En mayo de aquel año, Heinz Krug, el agente alemán encargado de los reclutamientos, se trasladó a Viena para ponerse al habla con el físico austríaco, doctor Otto Yoklek. En lugar de dejarse convencer, el profesor austríaco informó a los israelíes. Su información electrizó a Tel Aviv. El doctor Yoklek dijo al agente del Mossad, durante su visita, que los egipcios pensaban armar sus cohetes con cabezas nucleares cargadas de desperdicios nucleares radiactivos y cultivos de peste bubónica.

La noticia era tan importante, que el director del Mossad, el general Isser Harel —el hombre que escoltó, tras su captura, a Adolf Eichmann de Buenos Aires a Tel Aviv—, voló a Viena para hablar personalmente con el profesor Yoklek. Se convenció de que el profesor estaba en lo cierto, convencimiento corroborado por la noticia de que el Gobierno de El Cairo había comprado, a través de una Compañía de Zúrich, una cantidad de cobalto radiactivo equivalente a veinticinco veces más de sus posibles necesidades médicas.

A su regreso de Viena, Isser Harel celebró una entrevista con el primer ministro, David Ben Gurion, al que pidió que le permitiera iniciar una campaña de represalias contra los científicos alemanes que trabajaban para Egipto o que estaban a punto de hacerlo. El anciano «premier» estaba en un dilema. Por su lado, se daba cuenta del terrible peligro que para su pueblo representaban los nuevos cohetes con sus devastadoras cabezas nucleares; por otro, tenía muy presente el valor de los tanques y cañones alemanes que debía recibir de un momento a otro. Cualquier acto de represalia desarrollado por los israelíes en las calles de Alemania podía ser suficiente para convencer al canciller Adenauer de que escuchara al bando de su ministro de Asuntos Exteriores y revocara el convenio sobre armamentos.
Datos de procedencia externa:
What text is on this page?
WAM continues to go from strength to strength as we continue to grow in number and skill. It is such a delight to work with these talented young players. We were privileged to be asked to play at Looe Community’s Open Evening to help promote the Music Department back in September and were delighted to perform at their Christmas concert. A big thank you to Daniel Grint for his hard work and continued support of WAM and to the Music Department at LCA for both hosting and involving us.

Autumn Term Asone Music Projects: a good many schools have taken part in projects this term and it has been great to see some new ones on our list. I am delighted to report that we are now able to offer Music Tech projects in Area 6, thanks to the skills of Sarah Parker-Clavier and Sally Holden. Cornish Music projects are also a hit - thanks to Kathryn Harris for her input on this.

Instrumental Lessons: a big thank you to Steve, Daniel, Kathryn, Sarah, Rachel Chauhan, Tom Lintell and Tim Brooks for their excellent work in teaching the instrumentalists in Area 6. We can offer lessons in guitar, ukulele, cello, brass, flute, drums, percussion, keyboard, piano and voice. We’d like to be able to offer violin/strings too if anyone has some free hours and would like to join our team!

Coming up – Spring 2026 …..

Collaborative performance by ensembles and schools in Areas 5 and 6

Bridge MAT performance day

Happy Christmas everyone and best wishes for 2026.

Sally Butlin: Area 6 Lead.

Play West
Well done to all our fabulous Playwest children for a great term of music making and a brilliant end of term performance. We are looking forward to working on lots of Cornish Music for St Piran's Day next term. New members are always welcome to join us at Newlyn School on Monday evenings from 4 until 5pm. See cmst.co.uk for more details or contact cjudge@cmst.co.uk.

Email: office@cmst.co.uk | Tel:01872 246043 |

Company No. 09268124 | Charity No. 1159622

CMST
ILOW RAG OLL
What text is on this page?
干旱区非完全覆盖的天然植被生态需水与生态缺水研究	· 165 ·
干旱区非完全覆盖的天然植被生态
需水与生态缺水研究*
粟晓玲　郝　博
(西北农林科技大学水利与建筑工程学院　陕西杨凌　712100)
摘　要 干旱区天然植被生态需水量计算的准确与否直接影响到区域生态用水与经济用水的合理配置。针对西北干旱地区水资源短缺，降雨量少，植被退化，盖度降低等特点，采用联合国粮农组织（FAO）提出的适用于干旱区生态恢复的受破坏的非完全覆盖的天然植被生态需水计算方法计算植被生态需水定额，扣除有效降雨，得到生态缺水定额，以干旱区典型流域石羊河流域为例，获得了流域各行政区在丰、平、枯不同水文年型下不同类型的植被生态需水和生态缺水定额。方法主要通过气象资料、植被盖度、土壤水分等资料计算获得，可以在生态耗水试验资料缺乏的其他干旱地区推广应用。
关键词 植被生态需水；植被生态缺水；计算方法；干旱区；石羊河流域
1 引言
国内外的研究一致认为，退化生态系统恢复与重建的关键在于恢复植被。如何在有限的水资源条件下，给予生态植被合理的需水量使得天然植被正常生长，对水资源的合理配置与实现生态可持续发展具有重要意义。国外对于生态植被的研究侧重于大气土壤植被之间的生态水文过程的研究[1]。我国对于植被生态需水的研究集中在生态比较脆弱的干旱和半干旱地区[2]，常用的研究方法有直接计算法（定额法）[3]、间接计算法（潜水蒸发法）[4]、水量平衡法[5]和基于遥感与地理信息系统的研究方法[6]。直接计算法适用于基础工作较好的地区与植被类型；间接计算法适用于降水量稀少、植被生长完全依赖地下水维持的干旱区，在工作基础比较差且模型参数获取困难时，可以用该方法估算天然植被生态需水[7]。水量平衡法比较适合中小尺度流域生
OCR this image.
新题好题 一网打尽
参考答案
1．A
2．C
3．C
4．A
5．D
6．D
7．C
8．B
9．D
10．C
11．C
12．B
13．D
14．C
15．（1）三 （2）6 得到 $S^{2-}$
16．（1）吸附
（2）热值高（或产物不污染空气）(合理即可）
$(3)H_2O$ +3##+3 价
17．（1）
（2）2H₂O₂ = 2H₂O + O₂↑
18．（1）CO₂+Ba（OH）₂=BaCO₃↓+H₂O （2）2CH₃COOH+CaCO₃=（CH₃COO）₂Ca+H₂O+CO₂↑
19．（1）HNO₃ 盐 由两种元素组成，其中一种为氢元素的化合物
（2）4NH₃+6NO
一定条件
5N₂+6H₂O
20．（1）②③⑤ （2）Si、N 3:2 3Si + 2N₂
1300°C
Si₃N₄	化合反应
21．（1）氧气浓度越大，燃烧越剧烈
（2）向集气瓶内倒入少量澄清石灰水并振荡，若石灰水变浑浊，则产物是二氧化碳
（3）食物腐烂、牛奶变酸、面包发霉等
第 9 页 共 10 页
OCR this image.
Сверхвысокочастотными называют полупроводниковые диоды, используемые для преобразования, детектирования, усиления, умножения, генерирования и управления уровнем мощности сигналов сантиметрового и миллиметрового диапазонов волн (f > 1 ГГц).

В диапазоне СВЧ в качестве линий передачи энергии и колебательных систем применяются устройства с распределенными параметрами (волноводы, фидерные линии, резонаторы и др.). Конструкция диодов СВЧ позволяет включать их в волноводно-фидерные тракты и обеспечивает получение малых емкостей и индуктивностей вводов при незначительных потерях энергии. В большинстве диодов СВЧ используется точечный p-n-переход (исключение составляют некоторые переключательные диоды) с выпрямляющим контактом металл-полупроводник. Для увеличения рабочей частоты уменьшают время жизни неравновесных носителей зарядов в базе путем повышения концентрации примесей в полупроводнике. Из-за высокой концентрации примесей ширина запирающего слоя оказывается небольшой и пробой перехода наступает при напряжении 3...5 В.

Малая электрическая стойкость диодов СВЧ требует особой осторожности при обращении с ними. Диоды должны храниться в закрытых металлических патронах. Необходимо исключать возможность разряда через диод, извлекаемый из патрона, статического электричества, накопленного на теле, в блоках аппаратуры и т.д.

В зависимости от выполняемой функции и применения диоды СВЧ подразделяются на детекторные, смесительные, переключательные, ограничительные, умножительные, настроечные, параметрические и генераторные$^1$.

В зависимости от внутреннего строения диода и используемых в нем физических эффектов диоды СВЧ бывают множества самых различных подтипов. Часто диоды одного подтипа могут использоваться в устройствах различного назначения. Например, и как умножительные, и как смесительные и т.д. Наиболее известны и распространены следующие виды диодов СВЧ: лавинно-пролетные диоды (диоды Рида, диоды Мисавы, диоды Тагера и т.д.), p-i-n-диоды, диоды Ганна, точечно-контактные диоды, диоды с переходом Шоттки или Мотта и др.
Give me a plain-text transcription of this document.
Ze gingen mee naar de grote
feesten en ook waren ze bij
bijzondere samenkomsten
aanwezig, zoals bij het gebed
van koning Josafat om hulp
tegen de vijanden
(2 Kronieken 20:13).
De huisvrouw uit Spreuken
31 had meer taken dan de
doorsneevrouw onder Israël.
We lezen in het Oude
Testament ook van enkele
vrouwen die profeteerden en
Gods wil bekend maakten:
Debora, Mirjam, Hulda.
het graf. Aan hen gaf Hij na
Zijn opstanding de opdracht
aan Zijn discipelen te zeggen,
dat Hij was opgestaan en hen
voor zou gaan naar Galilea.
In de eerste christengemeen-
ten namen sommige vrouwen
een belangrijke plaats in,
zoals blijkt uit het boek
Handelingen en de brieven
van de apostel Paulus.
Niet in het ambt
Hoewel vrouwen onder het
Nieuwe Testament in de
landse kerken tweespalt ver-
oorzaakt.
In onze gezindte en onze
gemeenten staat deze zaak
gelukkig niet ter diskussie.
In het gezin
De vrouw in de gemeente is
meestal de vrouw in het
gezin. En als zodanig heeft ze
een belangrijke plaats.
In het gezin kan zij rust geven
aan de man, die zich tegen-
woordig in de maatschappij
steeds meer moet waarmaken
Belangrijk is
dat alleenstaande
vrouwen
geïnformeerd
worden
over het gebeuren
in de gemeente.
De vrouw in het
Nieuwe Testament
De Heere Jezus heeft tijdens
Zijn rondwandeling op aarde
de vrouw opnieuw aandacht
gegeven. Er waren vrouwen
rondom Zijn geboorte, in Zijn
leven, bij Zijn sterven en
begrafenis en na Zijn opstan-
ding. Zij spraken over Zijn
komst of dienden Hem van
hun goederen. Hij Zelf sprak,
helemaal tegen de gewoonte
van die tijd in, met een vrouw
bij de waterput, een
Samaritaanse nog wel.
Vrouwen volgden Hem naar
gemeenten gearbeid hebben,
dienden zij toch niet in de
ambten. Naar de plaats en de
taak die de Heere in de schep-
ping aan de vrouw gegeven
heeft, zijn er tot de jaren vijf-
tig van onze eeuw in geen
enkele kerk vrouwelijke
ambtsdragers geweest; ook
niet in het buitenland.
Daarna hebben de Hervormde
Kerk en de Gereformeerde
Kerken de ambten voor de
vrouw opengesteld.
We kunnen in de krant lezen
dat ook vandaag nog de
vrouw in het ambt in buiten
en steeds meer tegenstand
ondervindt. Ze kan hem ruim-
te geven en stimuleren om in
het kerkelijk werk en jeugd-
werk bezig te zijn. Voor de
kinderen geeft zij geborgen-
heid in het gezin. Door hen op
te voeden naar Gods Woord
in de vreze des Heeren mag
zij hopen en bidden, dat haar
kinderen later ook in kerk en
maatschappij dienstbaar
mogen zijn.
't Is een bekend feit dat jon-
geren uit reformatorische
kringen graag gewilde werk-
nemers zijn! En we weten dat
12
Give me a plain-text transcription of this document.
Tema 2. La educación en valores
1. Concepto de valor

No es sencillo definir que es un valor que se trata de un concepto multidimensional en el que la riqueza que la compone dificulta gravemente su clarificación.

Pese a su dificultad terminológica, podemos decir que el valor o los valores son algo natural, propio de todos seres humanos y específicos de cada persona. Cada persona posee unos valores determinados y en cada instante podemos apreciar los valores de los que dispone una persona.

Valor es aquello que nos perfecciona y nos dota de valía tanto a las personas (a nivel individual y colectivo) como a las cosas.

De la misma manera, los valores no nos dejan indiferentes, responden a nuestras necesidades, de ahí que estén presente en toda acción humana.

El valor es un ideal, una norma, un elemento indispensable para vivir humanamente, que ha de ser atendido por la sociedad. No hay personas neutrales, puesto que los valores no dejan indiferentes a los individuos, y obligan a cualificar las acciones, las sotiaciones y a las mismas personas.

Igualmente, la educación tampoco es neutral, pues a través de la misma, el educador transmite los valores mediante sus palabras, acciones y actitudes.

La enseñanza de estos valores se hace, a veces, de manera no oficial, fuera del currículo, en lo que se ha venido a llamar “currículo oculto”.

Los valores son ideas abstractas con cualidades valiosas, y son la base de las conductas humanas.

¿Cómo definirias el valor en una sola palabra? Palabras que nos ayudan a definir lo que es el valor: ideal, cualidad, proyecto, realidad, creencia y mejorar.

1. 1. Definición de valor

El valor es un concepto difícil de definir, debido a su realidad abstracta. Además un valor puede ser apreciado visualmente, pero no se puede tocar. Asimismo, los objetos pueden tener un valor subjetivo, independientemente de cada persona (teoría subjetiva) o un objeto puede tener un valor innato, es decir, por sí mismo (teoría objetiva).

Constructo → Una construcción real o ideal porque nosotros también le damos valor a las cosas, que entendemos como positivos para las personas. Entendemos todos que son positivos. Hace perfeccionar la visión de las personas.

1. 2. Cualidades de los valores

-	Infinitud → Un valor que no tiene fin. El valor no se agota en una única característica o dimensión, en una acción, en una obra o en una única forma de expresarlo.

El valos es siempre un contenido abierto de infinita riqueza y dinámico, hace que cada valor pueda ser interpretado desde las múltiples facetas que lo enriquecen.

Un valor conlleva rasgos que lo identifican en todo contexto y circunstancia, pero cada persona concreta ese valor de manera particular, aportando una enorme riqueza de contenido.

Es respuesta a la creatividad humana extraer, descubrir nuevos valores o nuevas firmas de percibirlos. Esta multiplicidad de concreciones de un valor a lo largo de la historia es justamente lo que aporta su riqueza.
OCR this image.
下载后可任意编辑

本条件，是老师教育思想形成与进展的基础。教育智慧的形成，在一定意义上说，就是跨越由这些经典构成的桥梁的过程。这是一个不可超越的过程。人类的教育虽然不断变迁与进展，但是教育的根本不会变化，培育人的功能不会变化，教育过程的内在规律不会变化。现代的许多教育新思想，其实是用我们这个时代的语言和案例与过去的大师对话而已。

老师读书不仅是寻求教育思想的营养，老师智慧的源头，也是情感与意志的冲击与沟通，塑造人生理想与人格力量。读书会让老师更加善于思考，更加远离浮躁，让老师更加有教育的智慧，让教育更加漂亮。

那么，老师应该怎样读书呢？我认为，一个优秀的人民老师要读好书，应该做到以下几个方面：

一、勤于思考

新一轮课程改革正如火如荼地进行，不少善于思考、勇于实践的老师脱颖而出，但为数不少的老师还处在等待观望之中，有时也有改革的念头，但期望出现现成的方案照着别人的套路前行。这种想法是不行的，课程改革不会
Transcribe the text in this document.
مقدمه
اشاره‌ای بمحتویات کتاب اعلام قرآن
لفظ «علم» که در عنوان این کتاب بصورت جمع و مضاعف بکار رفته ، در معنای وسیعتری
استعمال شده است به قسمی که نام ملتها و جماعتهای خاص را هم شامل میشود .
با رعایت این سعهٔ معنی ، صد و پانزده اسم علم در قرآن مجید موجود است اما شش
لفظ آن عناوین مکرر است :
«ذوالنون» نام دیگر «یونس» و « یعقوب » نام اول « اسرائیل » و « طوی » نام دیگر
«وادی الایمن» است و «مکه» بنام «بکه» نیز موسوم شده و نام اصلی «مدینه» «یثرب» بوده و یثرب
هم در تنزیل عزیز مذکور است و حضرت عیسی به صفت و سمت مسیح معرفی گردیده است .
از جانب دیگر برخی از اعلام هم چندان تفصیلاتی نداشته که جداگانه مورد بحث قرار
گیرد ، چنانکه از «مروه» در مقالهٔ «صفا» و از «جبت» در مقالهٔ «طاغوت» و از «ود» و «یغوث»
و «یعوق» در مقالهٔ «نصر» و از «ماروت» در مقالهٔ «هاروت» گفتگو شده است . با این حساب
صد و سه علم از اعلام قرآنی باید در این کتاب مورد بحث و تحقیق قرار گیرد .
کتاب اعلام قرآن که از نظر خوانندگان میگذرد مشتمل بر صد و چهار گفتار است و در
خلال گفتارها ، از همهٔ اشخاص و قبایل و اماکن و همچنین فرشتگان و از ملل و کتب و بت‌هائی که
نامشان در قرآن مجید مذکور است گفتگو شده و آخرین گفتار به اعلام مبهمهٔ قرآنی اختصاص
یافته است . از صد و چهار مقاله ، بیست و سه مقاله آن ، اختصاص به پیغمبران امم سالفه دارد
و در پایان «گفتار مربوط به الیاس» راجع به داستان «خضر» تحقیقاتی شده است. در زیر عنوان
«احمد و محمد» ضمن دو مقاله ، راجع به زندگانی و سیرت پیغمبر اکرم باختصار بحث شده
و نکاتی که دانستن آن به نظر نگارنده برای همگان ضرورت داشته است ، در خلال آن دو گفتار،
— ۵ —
En el seno del Gabinete de Tel Aviv estaba produciéndose una escisión similar a la que, respecto a la venta de armas, existía en Bonn. Isser Harel y la ministro de Asuntos Exteriores, Golda Meir, pedían mano dura para los científicos alemanes; Shimon Peres y el Ejército temblaban ante la idea de perder sus preciosos tanques alemanes. Ben Gurion estaba dividido entre unos y otros,

El Primer Ministro se decidió al fin por una fórmula de compromiso: autorizó a Harel a desarrollar una campaña solapada y discreta, para disuadir a los científicos alemanes del propósito de trasladarse a El Cairo y ayudar a Nasser a fabricar sus cohetes. Pero Harel, llevado de su odio hacia Alemania y todo lo alemán, se pasó de la raya.

El 11 de septiembre de 1962, desapareció Heinz Krug. La noche anterior había cenado con el doctor Kleinwachter, especialista en propulsión de cohetes, al que estaba tratando de ganarse, y un egipcio no identificado. En la mañana del 11, el coche de Krug fue hallado abandonado cerca de su casa, en un suburbio de Múnich. Su esposa declaró inmediatamente que Heinz había sido secuestrado por agentes israelíes, pero 13 Policía no encontró rastro de Krug ni de sus posibles secuestradores. En realidad, Krug fue raptado por un grupo capitaneado por un misterioso personaje llamado León, y su cadáver, arrojado al lago Starnberg, atado con una gruesa cadena para que permaneciera en el fondo.